By week 8 of the programme the challenges had narrowed to the question of how best to portray a scene set in a tunnel. By now, the team had decided to alter the narrative, changing the bicycle accident in the story to a motorcycle accident. This decision had two benefits; it introduced ‘amazing reflective surfaces’ on the motorcycle, and the greater speed of the accident brought about ‘a massive increase in jeopardy’ for the main character. By this stage, the team had established a reasonable degree of technical continuity allowing them to function in the VP interface environment. These examples from the documentation of their progress shows how the team responded to the de-risked environment of the programme, designed to encourage the acquisition of new skills and experimentation via R&D on a working VP project. The team had implemented the type of radical ‘instinctive decision making’ noticed by Silva Jasaui et al. (2024) in VP training settings, showing their increasing confidence and expertise. Their Playbook records how the tunnel scene is developed by bringing the actor into proximity with a range of technical objects (the camera frustum, camera movement, practical and virtual lighting). This is an example of transduction in an interface environment, according to Ash, with the conversion of these elements into the perception of an actor immersed in a dynamic virtual scene. This is an emergent (and desired) effect of the VP interface environment, as if the actor is being bathed ‘in the same light as the elements represented in the visual environment that surrounds them’ (Bennett, 2020): ‘We were unable to bake the tunnel scene because there’s an issue... [we can] see how the frame rate plays out on that, but also we want to animate the frustum, moving down the tunnel, and see how that looks, maybe get someone in there and see the reflections on their face, maybe someone wearing glasses’ (Company C, Artist/Creative Technologist, Week 8).

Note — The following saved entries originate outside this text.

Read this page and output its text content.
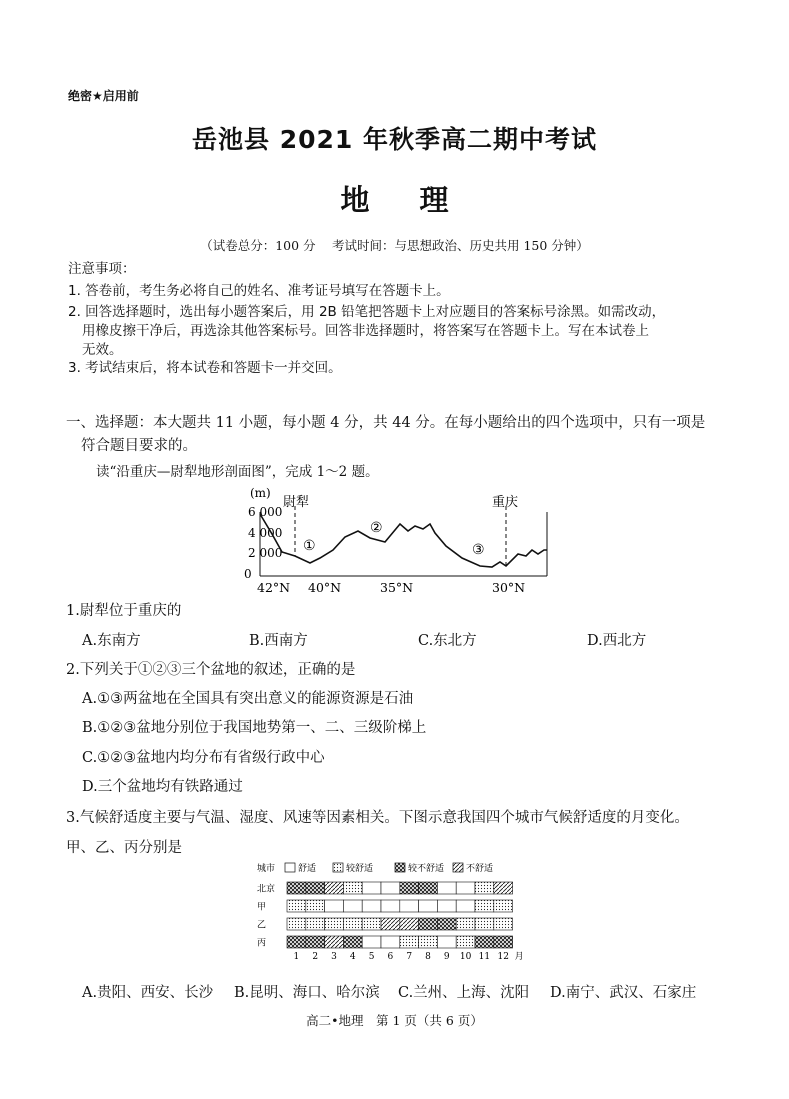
绝密★启用前
岳池县 2021 年秋季高二期中考试
地 理
（试卷总分：100 分　 考试时间：与思想政治、历史共用 150 分钟）
注意事项：
1. 答卷前，考生务必将自己的姓名、准考证号填写在答题卡上。
2. 回答选择题时，选出每小题答案后，用 2B 铅笔把答题卡上对应题目的答案标号涂黑。如需改动，
用橡皮擦干净后，再选涂其他答案标号。回答非选择题时，将答案写在答题卡上。写在本试卷上
无效。
3. 考试结束后，将本试卷和答题卡一并交回。
一、选择题：本大题共 11 小题，每小题 4 分，共 44 分。在每小题给出的四个选项中，只有一项是
符合题目要求的。
读“沿重庆—尉犁地形剖面图”，完成 1～2 题。
(m)
6 000
4 000
2 000
0
尉犁	重庆
①
②
③
42°N 40°N	35°N	30°N
1.尉犁位于重庆的
A.东南方	B.西南方	C.东北方	D.西北方
2.下列关于①②③三个盆地的叙述，正确的是
A.①③两盆地在全国具有突出意义的能源资源是石油
B.①②③盆地分别位于我国地势第一、二、三级阶梯上
C.①②③盆地内均分布有省级行政中心
D.三个盆地均有铁路通过
3.气候舒适度主要与气温、湿度、风速等因素相关。下图示意我国四个城市气候舒适度的月变化。
甲、乙、丙分别是
城市	舒适	较舒适	较不舒适 不舒适
北京
甲
乙
丙
1 2 3 4 5 6 7 8 9 10 11 12 月
A.贵阳、西安、长沙 B.昆明、海口、哈尔滨 C.兰州、上海、沈阳 D.南宁、武汉、石家庄
高二•地理　第 1 页（共 6 页）
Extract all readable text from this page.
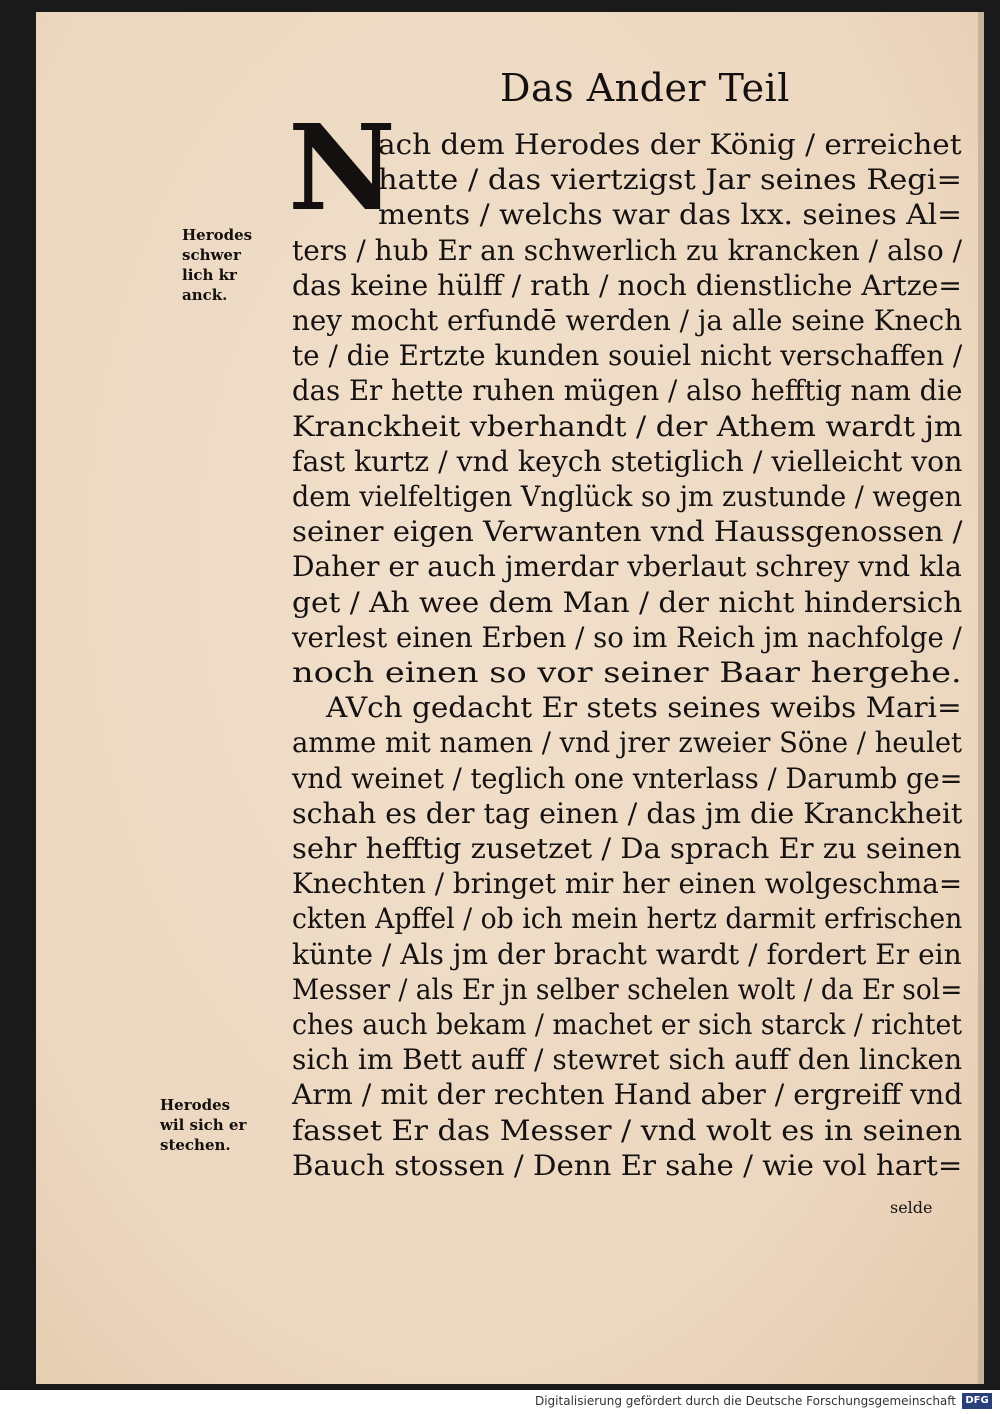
Das Ander Teil
N
ach dem Herodes der König / erreichet
hatte / das viertzigst Jar seines Regi=
ments / welchs war das lxx. seines Al=
ters / hub Er an schwerlich zu krancken / also /
das keine hülff / rath / noch dienstliche Artze=
ney mocht erfundē werden / ja alle seine Knech
te / die Ertzte kunden souiel nicht verschaffen /
das Er hette ruhen mügen / also hefftig nam die
Kranckheit vberhandt / der Athem wardt jm
fast kurtz / vnd keych stetiglich / vielleicht von
dem vielfeltigen Vnglück so jm zustunde / wegen
seiner eigen Verwanten vnd Haussgenossen /
Daher er auch jmerdar vberlaut schrey vnd kla
get / Ah wee dem Man / der nicht hindersich
verlest einen Erben / so im Reich jm nachfolge /
noch einen so vor seiner Baar hergehe.
AVch gedacht Er stets seines weibs Mari=
amme mit namen / vnd jrer zweier Söne / heulet
vnd weinet / teglich one vnterlass / Darumb ge=
schah es der tag einen / das jm die Kranckheit
sehr hefftig zusetzet / Da sprach Er zu seinen
Knechten / bringet mir her einen wolgeschma=
ckten Apffel / ob ich mein hertz darmit erfrischen
künte / Als jm der bracht wardt / fordert Er ein
Messer / als Er jn selber schelen wolt / da Er sol=
ches auch bekam / machet er sich starck / richtet
sich im Bett auff / stewret sich auff den lincken
Arm / mit der rechten Hand aber / ergreiff vnd
fasset Er das Messer / vnd wolt es in seinen
Bauch stossen / Denn Er sahe / wie vol hart=
Herodes
schwer
lich kr
anck.
Herodes
wil sich er
stechen.
selde
Digitalisierung gefördert durch die Deutsche Forschungsgemeinschaft DFG
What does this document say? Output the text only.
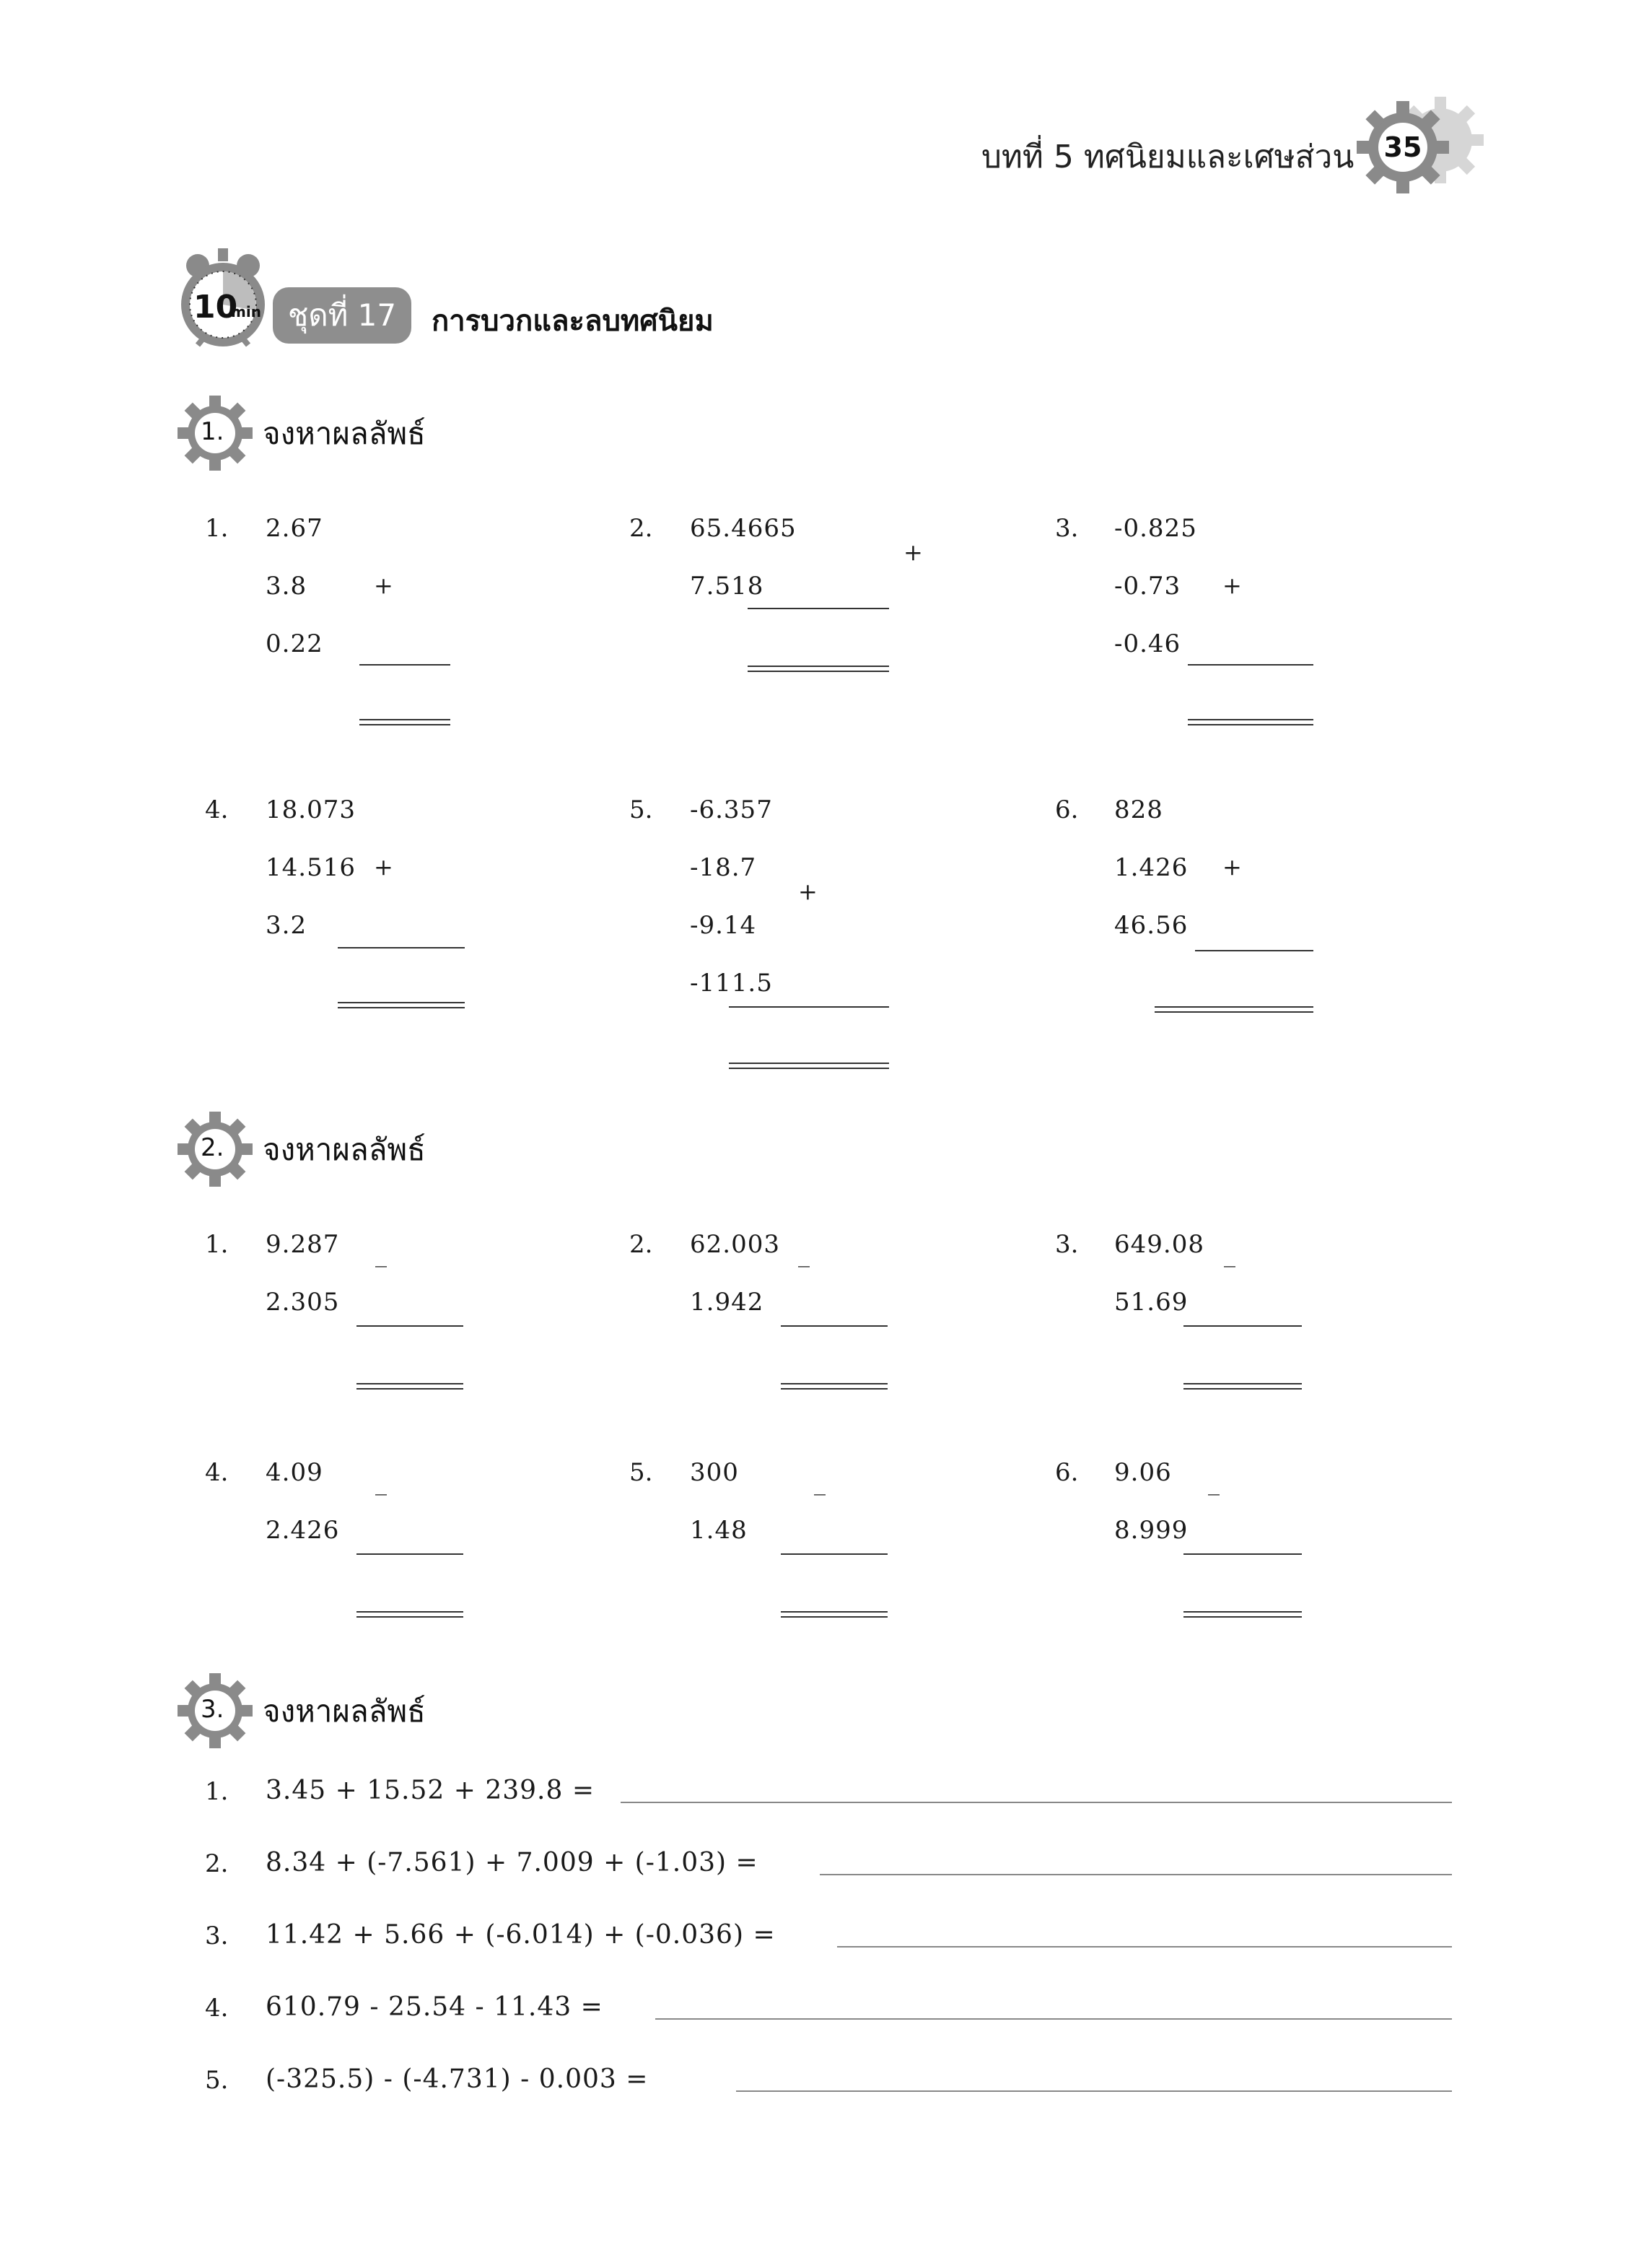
บทที่ 5 ทศนิยมและเศษส่วน 35
10
min ชุดที่ 17	การบวกและลบทศนิยม
1. จงหาผลลัพธ์
2. จงหาผลลัพธ์
3. จงหาผลลัพธ์
1. 2.67
3.8
0.22
+
2. 65.4665
7.518
+
3. -0.825
-0.73
-0.46
+
4. 18.073
14.516
3.2
+
5. -6.357
-18.7
-9.14
-111.5
+
6. 828
1.426
46.56
+
1. 9.287
2.305
_	2. 62.003
1.942
_	3. 649.08
51.69
_
4. 4.09
2.426
_	5. 300
1.48
_	6. 9.06
8.999
_
1. 3.45 + 15.52 + 239.8 =
2. 8.34 + (-7.561) + 7.009 + (-1.03) =
3. 11.42 + 5.66 + (-6.014) + (-0.036) =
4. 610.79 - 25.54 - 11.43 =
5. (-325.5) - (-4.731) - 0.003 =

While working within the constraints of VP the team explored the key story themes and the interiority of its central character. A relationship soon emerged between the central themes of their narrative and the game engine and motion capture technologies being employed to realise the story. In a short vlog the Director/Producer remarks on what she calls a ‘point of correlation’ between the story and motion capture technology: ‘What is on the surface of a game engine is completely dictated by what is underneath the surface, which might seem like an obvious thing to say, but what I’m getting at is... this seems pretty similar (to me) to how we might talk about an invisible disability; on the surface, you might present as an able-bodied person, but underneath there are differences in the programming which means that that person might experience glitches or poor performance issues’ (Company C, Director/Producer, vlog, Week 4).
These correspondence points were first suggested to the team Director/Producer by the continuing motion capture ‘technical hitches’ experienced by the team: ‘Where an issue arises in motion capture data, the system tries to fill the gaps using a preordained template, a “normal skeleton,” to predict what is there, [however] the skeleton and ligament system of our character isn’t standard at all’ (Company C, Director/Producer, vlog, Week 5).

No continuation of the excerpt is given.